Laman

Sabtu, 08 Desember 2012

Islam Masuk Ke Indonesia


Nama Indonesia baru muncul di awal abad ke-20. Ditinjau dari sisi etimologi, nama Indonesia pada mulanya mengacu ke satu wilayah luas yang mencakup juga Malaysia dan Fillipina sekarang. Untuk sebutan yang pantas, mengacu pada wilayah yang dimiliki oleh Indonesia sekarang, adalah Nusantara.

Sampai hari ini, para pakar sejarah Indonesia belum menemui kata sepakat tentang masuknya Islam ke Nusantara. Perdebatan tersebut berangkat dari ketiadaan sumber-sumber sejarah yang dapat menjelaskan bahwa Islam sudah masuk ke Nusantara sebelum abad ke-11 Masehi. Beberapa pakar justru memilih untuk meninggalkan perdebatan itu dan memulai tulisan tentang sejarah Islam sejak kemunculan kerajaan Islam pertama di Jawa.

Perdebatan Masuknya Islam di Nusantara

Membicarakan kapan masuknya Islam di Nusantara tidak dapat pula dipisahkan dari membicarakan asal Islam yang masuk itu. Dengan menentukan asal Islam tersebut, seseorang dapat menentukan kapan Islam masuk ke Nusantara. 

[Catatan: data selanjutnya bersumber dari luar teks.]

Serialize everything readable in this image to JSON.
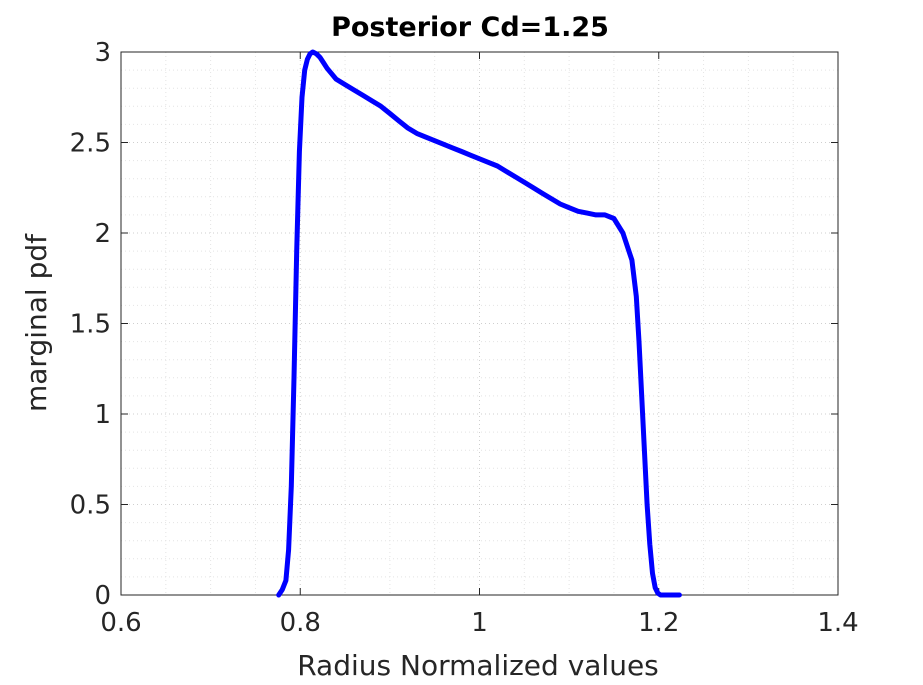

Pendapat pertama mengatakan bahwa Islam datang ke Nusantara dibawa oleh para pedagang dari Gujarat pada abad ke-12 Masehi. Para pedagang ini juga dikenal sebagai orang-orang penganut tasawwuf. Pendapat ini dibangun di atas penelitian tentang artefak-artefak peninggalan muslim di Nusantara seperti bentuk kuburan-kuburan dan nisan-nisan di sejumlah tempat. Terdapat kesamaan antara artefak-artefak yang dimaksud dan artefak-artefak yang ditemukan di Gujarat.

Pendapat kedua mengatakan bahwa Islam di Nusantara berasal dari Benggala. Artefak-artefak yang ditemukan di Nusantara tersebut justru memiliki kemiripan dengan artefak-artefak sejenis yang ada di Benggala, sehingga dapat disimpulkan bahwa Islam disebarkan oleh pedagang-pedagang dari sana. Sekarang, wilayah Benggala masuk ke dalam negara Bangladesh.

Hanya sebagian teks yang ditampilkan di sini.